Por estos días las redes están plagadas de venias ante distintos candidatos. Los usuarios apuestan, conjeturan y en el mejor de los casos, cambian de opinión o bando. Allí podemos ver cómo cualquier irrelevante comentario de un aspirante se convierte en un tratado de política.
Hay algo en nuestra psiquis que propicia que los individuos y las masas no tengan la habilidad de gobernarse en el mundo psíquico, por eso se supeditan a los líderes con carisma. Cedemos nuestra soberanía individual a la idea de un líder salvador, de un caudillo, o de alguien que nos consiga un “puesto”.
Viven en nuestro entorno, los saludamos y asistimos a su invitación, pero ellos son facetas de nuestros egos inflados. ¿De qué nos quejamos si son nuestras proyecciones?
Somos cómplices de los corruptos porque somos en esencia corruptos. Revisa lo que decía el viejo Julio César Turbay Ayala en la campaña presidencial del 78: “Tenemos que reducir la corrupción a sus justas proporciones”. Fue irónico, pero decía la verdad. Ahora la cosa es peor, pues hay carreras políticas encaminadas a la entronización y el perfeccionamiento de esa corrupción.
Fueron los contratistas quienes crearon ese 10% (hoy el 20%) de los contratos por “debajo de la mesa”, no fueron los políticos. Aunque luego vino la connivencia entre ambos.
El poder de los corruptos surge de nuestra empatía con lo superficial y fácil. Está en la esencia de nuestras ansias de superarnos, pero lo negamos. El miedo hace que pidamos a gritos ser protegidos por ese tipo de gobernantes.

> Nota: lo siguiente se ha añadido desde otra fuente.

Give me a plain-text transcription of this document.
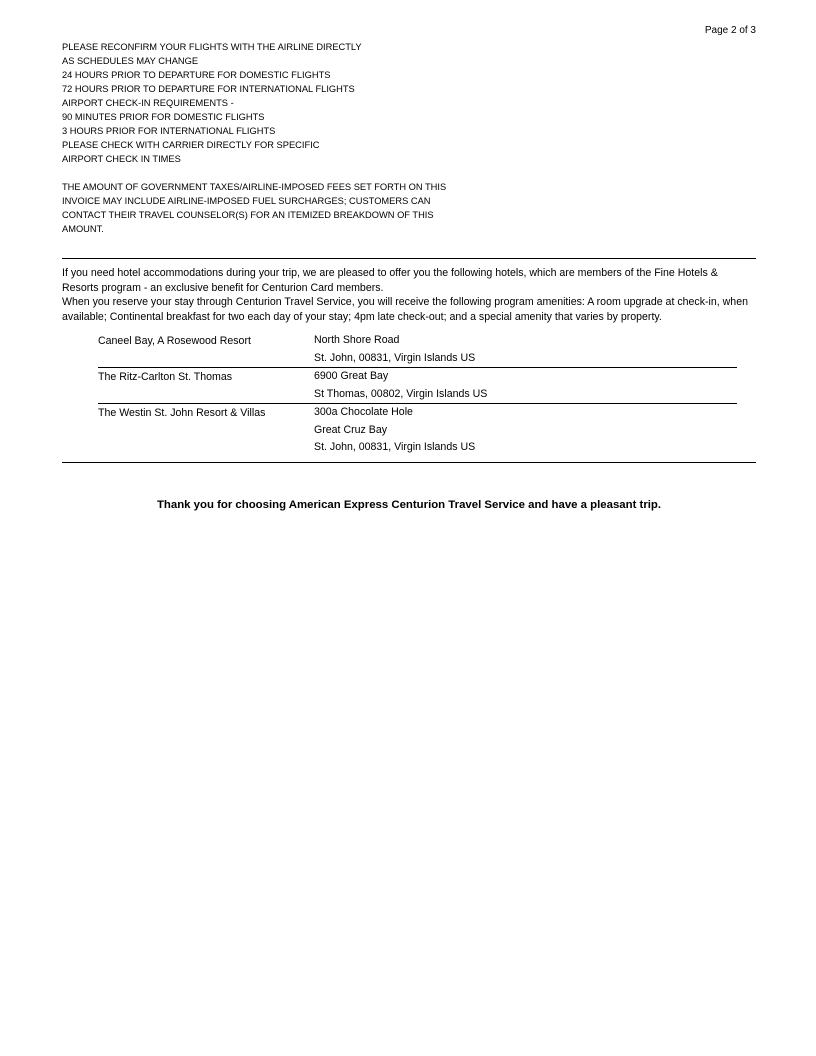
Page 2 of 3
PLEASE RECONFIRM YOUR FLIGHTS WITH THE AIRLINE DIRECTLY
AS SCHEDULES MAY CHANGE
24 HOURS PRIOR TO DEPARTURE FOR DOMESTIC FLIGHTS
72 HOURS PRIOR TO DEPARTURE FOR INTERNATIONAL FLIGHTS
AIRPORT CHECK-IN REQUIREMENTS -
90 MINUTES PRIOR FOR DOMESTIC FLIGHTS
3 HOURS PRIOR FOR INTERNATIONAL FLIGHTS
PLEASE CHECK WITH CARRIER DIRECTLY FOR SPECIFIC
AIRPORT CHECK IN TIMES
THE AMOUNT OF GOVERNMENT TAXES/AIRLINE-IMPOSED FEES SET FORTH ON THIS
INVOICE MAY INCLUDE AIRLINE-IMPOSED FUEL SURCHARGES; CUSTOMERS CAN
CONTACT THEIR TRAVEL COUNSELOR(S) FOR AN ITEMIZED BREAKDOWN OF THIS
AMOUNT.
If you need hotel accommodations during your trip, we are pleased to offer you the following hotels, which are members of the Fine Hotels & Resorts program - an exclusive benefit for Centurion Card members.
When you reserve your stay through Centurion Travel Service, you will receive the following program amenities: A room upgrade at check-in, when available; Continental breakfast for two each day of your stay; 4pm late check-out; and a special amenity that varies by property.
Caneel Bay, A Rosewood Resort	North Shore Road
St. John, 00831, Virgin Islands US

The Ritz-Carlton St. Thomas	6900 Great Bay
St Thomas, 00802, Virgin Islands US

The Westin St. John Resort & Villas	300a Chocolate Hole
Great Cruz Bay
St. John, 00831, Virgin Islands US
Thank you for choosing American Express Centurion Travel Service and have a pleasant trip.
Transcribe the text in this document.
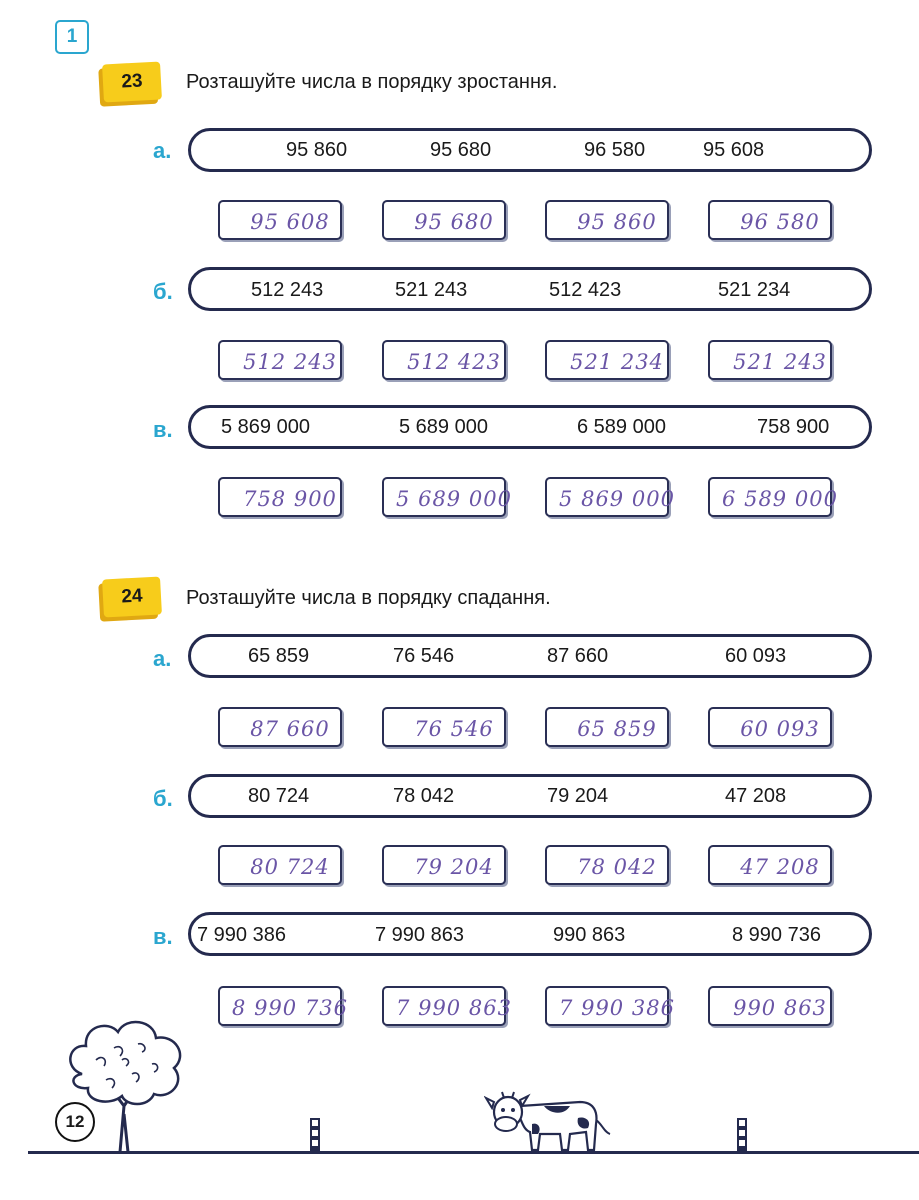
1
23	Розташуйте числа в порядку зростання.
а.	95 860	95 680	96 580	95 608
95 608	95 680	95 860	96 580
б.	512 243	521 243	512 423	521 234
512 243	512 423	521 234	521 243
в. 5 869 000	5 689 000	6 589 000	758 900
758 900	5 689 000	5 869 000	6 589 000
24	Розташуйте числа в порядку спадання.
а.	65 859	76 546	87 660	60 093
87 660	76 546	65 859	60 093
б.	80 724	78 042	79 204	47 208
80 724	79 204	78 042	47 208
в. 7 990 386	7 990 863	990 863	8 990 736
8 990 736	7 990 863	7 990 386	990 863
12
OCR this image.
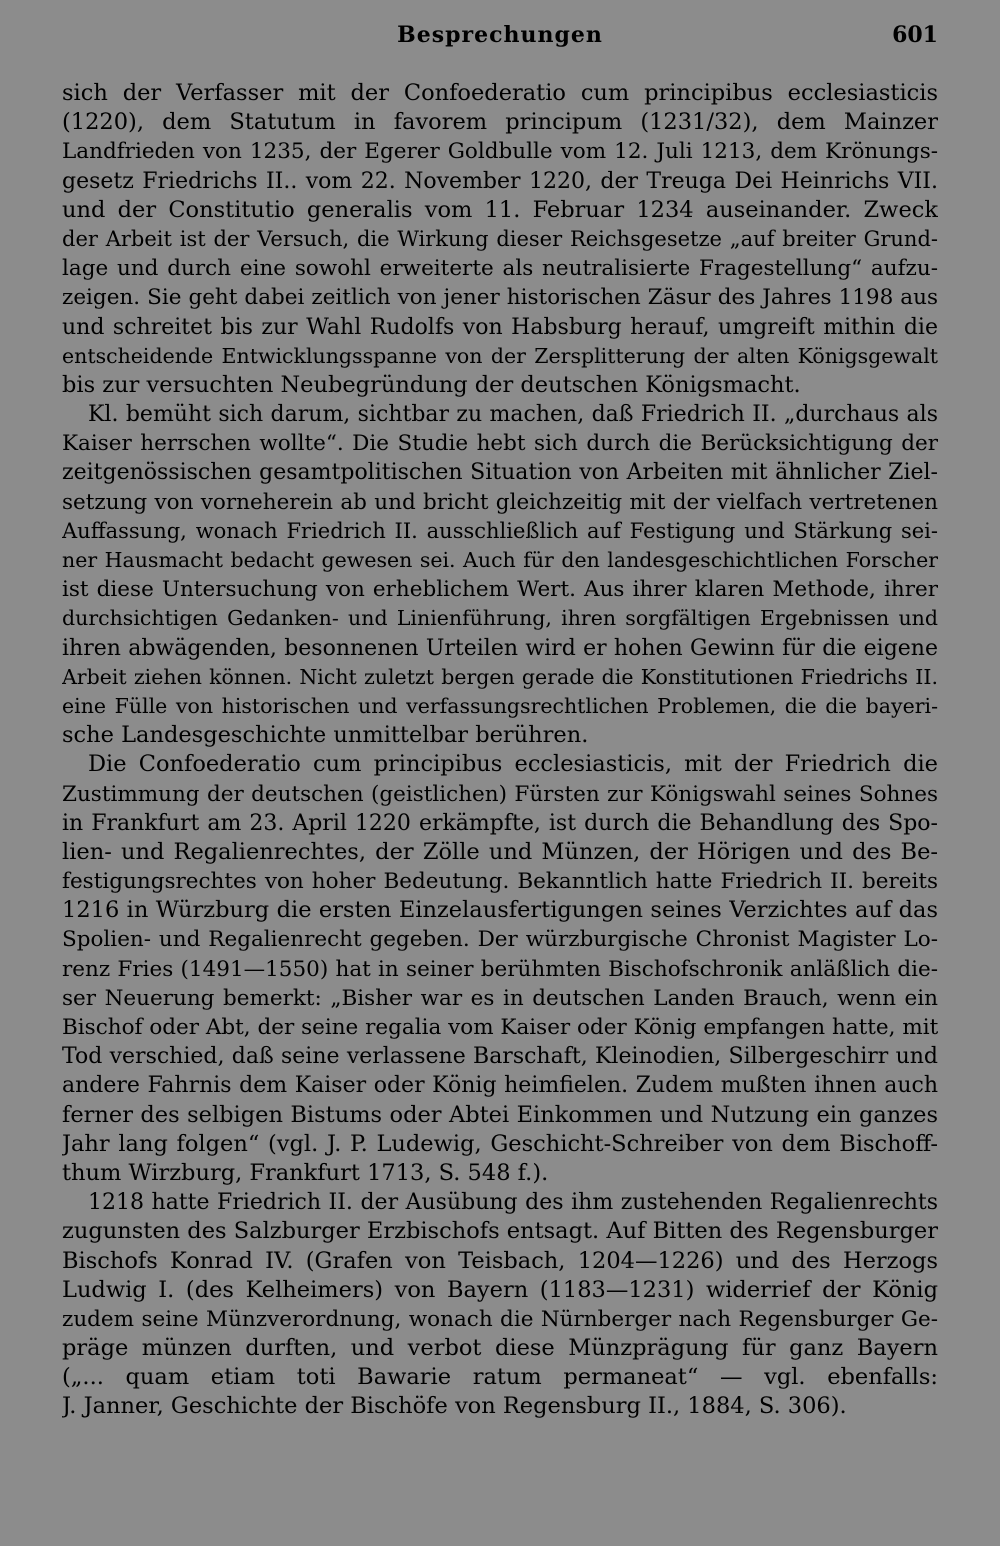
Besprechungen	601
sich der Verfasser mit der Confoederatio cum principibus ecclesiasticis
(1220), dem Statutum in favorem principum (1231/32), dem Mainzer
Landfrieden von 1235, der Egerer Goldbulle vom 12. Juli 1213, dem Krönungs-
gesetz Friedrichs II.. vom 22. November 1220, der Treuga Dei Heinrichs VII.
und der Constitutio generalis vom 11. Februar 1234 auseinander. Zweck
der Arbeit ist der Versuch, die Wirkung dieser Reichsgesetze „auf breiter Grund-
lage und durch eine sowohl erweiterte als neutralisierte Fragestellung“ aufzu-
zeigen. Sie geht dabei zeitlich von jener historischen Zäsur des Jahres 1198 aus
und schreitet bis zur Wahl Rudolfs von Habsburg herauf, umgreift mithin die
entscheidende Entwicklungsspanne von der Zersplitterung der alten Königsgewalt
bis zur versuchten Neubegründung der deutschen Königsmacht.
Kl. bemüht sich darum, sichtbar zu machen, daß Friedrich II. „durchaus als
Kaiser herrschen wollte“. Die Studie hebt sich durch die Berücksichtigung der
zeitgenössischen gesamtpolitischen Situation von Arbeiten mit ähnlicher Ziel-
setzung von vorneherein ab und bricht gleichzeitig mit der vielfach vertretenen
Auffassung, wonach Friedrich II. ausschließlich auf Festigung und Stärkung sei-
ner Hausmacht bedacht gewesen sei. Auch für den landesgeschichtlichen Forscher
ist diese Untersuchung von erheblichem Wert. Aus ihrer klaren Methode, ihrer
durchsichtigen Gedanken- und Linienführung, ihren sorgfältigen Ergebnissen und
ihren abwägenden, besonnenen Urteilen wird er hohen Gewinn für die eigene
Arbeit ziehen können. Nicht zuletzt bergen gerade die Konstitutionen Friedrichs II.
eine Fülle von historischen und verfassungsrechtlichen Problemen, die die bayeri-
sche Landesgeschichte unmittelbar berühren.
Die Confoederatio cum principibus ecclesiasticis, mit der Friedrich die
Zustimmung der deutschen (geistlichen) Fürsten zur Königswahl seines Sohnes
in Frankfurt am 23. April 1220 erkämpfte, ist durch die Behandlung des Spo-
lien- und Regalienrechtes, der Zölle und Münzen, der Hörigen und des Be-
festigungsrechtes von hoher Bedeutung. Bekanntlich hatte Friedrich II. bereits
1216 in Würzburg die ersten Einzelausfertigungen seines Verzichtes auf das
Spolien- und Regalienrecht gegeben. Der würzburgische Chronist Magister Lo-
renz Fries (1491—1550) hat in seiner berühmten Bischofschronik anläßlich die-
ser Neuerung bemerkt: „Bisher war es in deutschen Landen Brauch, wenn ein
Bischof oder Abt, der seine regalia vom Kaiser oder König empfangen hatte, mit
Tod verschied, daß seine verlassene Barschaft, Kleinodien, Silbergeschirr und
andere Fahrnis dem Kaiser oder König heimfielen. Zudem mußten ihnen auch
ferner des selbigen Bistums oder Abtei Einkommen und Nutzung ein ganzes
Jahr lang folgen“ (vgl. J. P. Ludewig, Geschicht-Schreiber von dem Bischoff-
thum Wirzburg, Frankfurt 1713, S. 548 f.).
1218 hatte Friedrich II. der Ausübung des ihm zustehenden Regalienrechts
zugunsten des Salzburger Erzbischofs entsagt. Auf Bitten des Regensburger
Bischofs Konrad IV. (Grafen von Teisbach, 1204—1226) und des Herzogs
Ludwig I. (des Kelheimers) von Bayern (1183—1231) widerrief der König
zudem seine Münzverordnung, wonach die Nürnberger nach Regensburger Ge-
präge münzen durften, und verbot diese Münzprägung für ganz Bayern
(„... quam etiam toti Bawarie ratum permaneat“ — vgl. ebenfalls:
J. Janner, Geschichte der Bischöfe von Regensburg II., 1884, S. 306).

La causa de la corrupción no yace en el individuo que gobierna, sino en la psique de cada individuo que lo elige. Somos en alto grado responsables del desastre.
Sé que es difícil aceptar como propia la corrupción reinante. Creemos que pertenece a otros, pero es producto de la sociedad en la que crecimos. Solucionarla exige nuevos seres y nuevas generaciones; pero, por ahora está ahí, cada día creciente e inmodificable, como sombra.